3 Questions for Zack Messler on Product Messaging
1. What common mistakes do you see B2B SaaS companies making with their messaging, and how can they avoid these pitfalls?
One big mistake I see B2B SaaS companies make with their messaging is leading with their product. When something like 93% of your potential buyers are not ready to buy—a healthy percentage of which are not truly aware they have a problem big enough to invest in solving—when you lead with your product from the get-go, you become noise to them.
Don’t get me wrong. It’s important to talk about your product. Just make sure you wrap all that in a layer of context. Other major pitfalls:
- Using buzzwords and jargon that sound like everyone else ("Our platform empowers you to...")
- Broad and loose statements that mean nothing ("The leading provider of...")
- Making assumptions about what buyers need without truly understanding their world
- Missing context that shows you get their specific situations
- Focusing on features right off the bat instead of buyer perspectives
The fix? Flip the message. That means starting with your audience's perspective—their challenges, their desired outcomes, their feelings about all of it. Only then connect it back to your solution.
2. What key steps would you recommend to help B2B SaaS companies achieve clear, concise messaging that resonates with their audience?
To be perfectly understood, first perfectly understand.
Message clarity is not just about being understood. It’s not only tacit understanding we’re going for. It’s being perfectly understood! So much so that potential buyers see our stuff and think, “Oh! This is for me... I gotta learn more!!”
Getting to true message clarity first takes getting clear on five core areas:
- Clarity of Product
- Clarity of Audience
- Clarity of Problem
- Clarity of Outcomes
- Clarity of Feeling
Once you have clarity across these five levels, NOW you can tackle the big-rock questions:
WHAT IS IT? Get literal. Think, “What’s in the box?” Nothing more, nothing less. What is it?

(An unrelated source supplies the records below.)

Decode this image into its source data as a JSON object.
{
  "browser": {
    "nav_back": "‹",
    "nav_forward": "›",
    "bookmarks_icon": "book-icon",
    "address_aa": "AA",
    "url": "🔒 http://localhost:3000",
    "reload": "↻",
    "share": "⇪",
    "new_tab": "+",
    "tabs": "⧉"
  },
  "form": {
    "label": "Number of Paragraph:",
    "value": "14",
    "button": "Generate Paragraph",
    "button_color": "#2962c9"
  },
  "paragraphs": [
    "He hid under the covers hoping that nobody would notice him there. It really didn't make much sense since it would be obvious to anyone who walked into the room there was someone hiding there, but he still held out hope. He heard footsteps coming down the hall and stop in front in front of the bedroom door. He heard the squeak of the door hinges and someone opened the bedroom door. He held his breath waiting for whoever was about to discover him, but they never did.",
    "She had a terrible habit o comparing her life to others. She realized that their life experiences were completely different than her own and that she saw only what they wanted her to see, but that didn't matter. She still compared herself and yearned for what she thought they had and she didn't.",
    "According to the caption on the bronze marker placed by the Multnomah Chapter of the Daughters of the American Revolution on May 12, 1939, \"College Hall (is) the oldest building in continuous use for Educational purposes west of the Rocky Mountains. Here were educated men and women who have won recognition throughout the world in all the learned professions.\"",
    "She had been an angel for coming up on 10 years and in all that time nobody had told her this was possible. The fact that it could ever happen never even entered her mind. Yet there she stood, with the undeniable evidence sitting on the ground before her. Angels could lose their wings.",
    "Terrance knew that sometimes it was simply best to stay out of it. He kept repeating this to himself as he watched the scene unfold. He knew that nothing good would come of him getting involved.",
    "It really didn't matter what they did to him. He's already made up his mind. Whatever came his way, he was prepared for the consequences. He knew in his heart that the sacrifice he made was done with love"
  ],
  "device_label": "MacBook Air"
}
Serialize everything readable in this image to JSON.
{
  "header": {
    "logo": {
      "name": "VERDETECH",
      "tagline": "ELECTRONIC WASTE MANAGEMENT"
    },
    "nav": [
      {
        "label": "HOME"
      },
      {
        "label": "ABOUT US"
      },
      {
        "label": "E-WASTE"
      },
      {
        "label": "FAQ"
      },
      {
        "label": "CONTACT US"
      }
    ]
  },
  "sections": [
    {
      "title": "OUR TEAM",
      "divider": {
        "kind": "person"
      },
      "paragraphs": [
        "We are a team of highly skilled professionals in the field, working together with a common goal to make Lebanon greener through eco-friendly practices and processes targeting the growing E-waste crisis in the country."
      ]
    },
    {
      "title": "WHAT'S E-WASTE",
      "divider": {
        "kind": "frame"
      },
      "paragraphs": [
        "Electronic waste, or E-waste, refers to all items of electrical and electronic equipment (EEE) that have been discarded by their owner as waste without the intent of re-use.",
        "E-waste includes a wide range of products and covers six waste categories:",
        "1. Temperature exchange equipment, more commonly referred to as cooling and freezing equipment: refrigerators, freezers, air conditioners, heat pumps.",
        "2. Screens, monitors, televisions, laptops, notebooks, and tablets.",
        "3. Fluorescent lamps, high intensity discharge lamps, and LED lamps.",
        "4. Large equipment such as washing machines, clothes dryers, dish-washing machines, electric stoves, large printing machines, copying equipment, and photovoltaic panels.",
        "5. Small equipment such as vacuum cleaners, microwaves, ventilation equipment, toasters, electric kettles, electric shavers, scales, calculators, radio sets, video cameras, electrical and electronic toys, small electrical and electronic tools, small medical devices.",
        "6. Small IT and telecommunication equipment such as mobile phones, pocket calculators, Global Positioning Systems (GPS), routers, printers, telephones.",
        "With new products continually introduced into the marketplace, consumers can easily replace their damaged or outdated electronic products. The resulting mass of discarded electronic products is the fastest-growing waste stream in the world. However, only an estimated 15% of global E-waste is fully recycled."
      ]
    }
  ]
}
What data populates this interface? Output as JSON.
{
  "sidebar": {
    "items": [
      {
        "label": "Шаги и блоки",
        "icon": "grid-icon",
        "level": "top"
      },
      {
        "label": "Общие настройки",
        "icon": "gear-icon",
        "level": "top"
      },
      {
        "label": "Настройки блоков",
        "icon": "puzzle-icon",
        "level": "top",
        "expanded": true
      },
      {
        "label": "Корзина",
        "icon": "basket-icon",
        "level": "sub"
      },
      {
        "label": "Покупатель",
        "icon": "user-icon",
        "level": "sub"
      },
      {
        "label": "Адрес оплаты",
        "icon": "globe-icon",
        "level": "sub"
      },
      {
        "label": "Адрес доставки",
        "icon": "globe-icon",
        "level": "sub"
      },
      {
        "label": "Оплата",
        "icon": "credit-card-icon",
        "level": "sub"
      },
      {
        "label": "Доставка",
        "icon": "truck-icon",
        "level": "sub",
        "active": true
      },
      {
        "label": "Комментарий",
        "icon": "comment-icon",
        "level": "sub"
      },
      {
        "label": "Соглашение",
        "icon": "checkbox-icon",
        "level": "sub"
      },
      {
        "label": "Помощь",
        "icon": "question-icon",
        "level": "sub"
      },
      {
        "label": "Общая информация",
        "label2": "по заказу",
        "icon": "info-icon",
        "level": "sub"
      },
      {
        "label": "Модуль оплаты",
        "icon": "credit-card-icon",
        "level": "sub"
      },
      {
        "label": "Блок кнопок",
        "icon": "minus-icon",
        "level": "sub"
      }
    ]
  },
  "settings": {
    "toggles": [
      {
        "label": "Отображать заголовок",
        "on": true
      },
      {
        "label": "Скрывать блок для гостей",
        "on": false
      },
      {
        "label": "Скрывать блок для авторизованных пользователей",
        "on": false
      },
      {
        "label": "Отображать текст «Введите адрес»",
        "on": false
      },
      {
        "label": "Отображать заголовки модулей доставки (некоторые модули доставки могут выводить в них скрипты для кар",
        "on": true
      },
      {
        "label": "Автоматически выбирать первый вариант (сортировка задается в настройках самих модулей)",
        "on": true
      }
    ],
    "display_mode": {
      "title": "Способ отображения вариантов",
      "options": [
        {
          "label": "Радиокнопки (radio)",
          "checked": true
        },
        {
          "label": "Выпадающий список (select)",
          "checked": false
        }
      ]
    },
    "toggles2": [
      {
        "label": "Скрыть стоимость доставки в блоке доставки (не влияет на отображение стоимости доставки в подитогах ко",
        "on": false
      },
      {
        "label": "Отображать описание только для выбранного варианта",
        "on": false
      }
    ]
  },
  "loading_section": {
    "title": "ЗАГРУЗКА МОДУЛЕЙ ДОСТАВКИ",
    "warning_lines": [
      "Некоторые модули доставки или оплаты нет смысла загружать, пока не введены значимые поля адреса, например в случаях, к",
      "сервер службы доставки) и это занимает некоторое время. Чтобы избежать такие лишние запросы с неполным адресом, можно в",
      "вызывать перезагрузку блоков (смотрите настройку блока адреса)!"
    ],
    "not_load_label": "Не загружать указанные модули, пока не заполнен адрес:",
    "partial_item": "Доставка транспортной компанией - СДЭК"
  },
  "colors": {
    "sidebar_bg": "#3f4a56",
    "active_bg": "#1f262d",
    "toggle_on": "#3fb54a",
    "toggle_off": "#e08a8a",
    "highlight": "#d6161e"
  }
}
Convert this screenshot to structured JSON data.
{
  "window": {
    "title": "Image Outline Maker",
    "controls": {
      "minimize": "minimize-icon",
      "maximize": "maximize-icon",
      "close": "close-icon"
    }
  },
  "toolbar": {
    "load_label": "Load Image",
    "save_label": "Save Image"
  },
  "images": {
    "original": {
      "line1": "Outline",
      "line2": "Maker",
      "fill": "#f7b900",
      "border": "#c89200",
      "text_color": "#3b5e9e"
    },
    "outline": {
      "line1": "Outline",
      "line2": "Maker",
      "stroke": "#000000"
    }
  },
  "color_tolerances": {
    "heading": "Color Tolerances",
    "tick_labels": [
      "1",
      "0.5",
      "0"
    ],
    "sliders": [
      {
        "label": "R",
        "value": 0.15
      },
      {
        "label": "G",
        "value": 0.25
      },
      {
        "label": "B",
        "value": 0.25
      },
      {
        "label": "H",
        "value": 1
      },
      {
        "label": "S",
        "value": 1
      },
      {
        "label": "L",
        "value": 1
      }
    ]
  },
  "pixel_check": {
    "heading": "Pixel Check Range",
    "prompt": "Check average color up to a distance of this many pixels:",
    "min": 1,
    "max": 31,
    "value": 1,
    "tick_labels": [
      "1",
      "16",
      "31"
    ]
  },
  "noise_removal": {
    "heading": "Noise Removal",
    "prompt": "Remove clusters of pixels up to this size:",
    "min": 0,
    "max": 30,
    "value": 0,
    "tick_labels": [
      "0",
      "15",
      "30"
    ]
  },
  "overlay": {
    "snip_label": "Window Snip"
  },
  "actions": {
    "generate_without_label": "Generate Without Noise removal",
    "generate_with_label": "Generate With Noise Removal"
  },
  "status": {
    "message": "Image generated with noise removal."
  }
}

WHAT DOES IT DO? At its core, what does this thing do? What’s the ONE thing that cuts to the heart of what your solution does?
WHY DOES IT MATTER? Not why does it matter to you. Why does it matter to the people it should matter to? This becomes your narrative. It needs three parts: Context (perspective of your audience) > Problem (the challenge they face) > Solution (how you address it best)
The key thing to remember? Without the right context, you're just another vendor poking at pain points. Clarity is being perfectly understood by the people you want to help.
3. Positioning vs. Messaging vs. Copy. How should we approach and differentiate between these three concepts?
You can think of it this way:
Positioning is how you show up in the minds of your buyers. It's your stake in the ground—where you want to be perceived in your market.
Messaging is what you say in support of that position: The key ideas and points that connect what you sell with your audience's needs.
Copy is how you say it: The actual words you use in any given situation—website, emails, sales conversations, etc.
Positioning guides messaging > Messaging guides copy > Copy moves people down the path to purchase. Get these three working together, and you create clear lines between what you sell and what your audience wants. And that is when you start attracting more buyers and selling more stuff.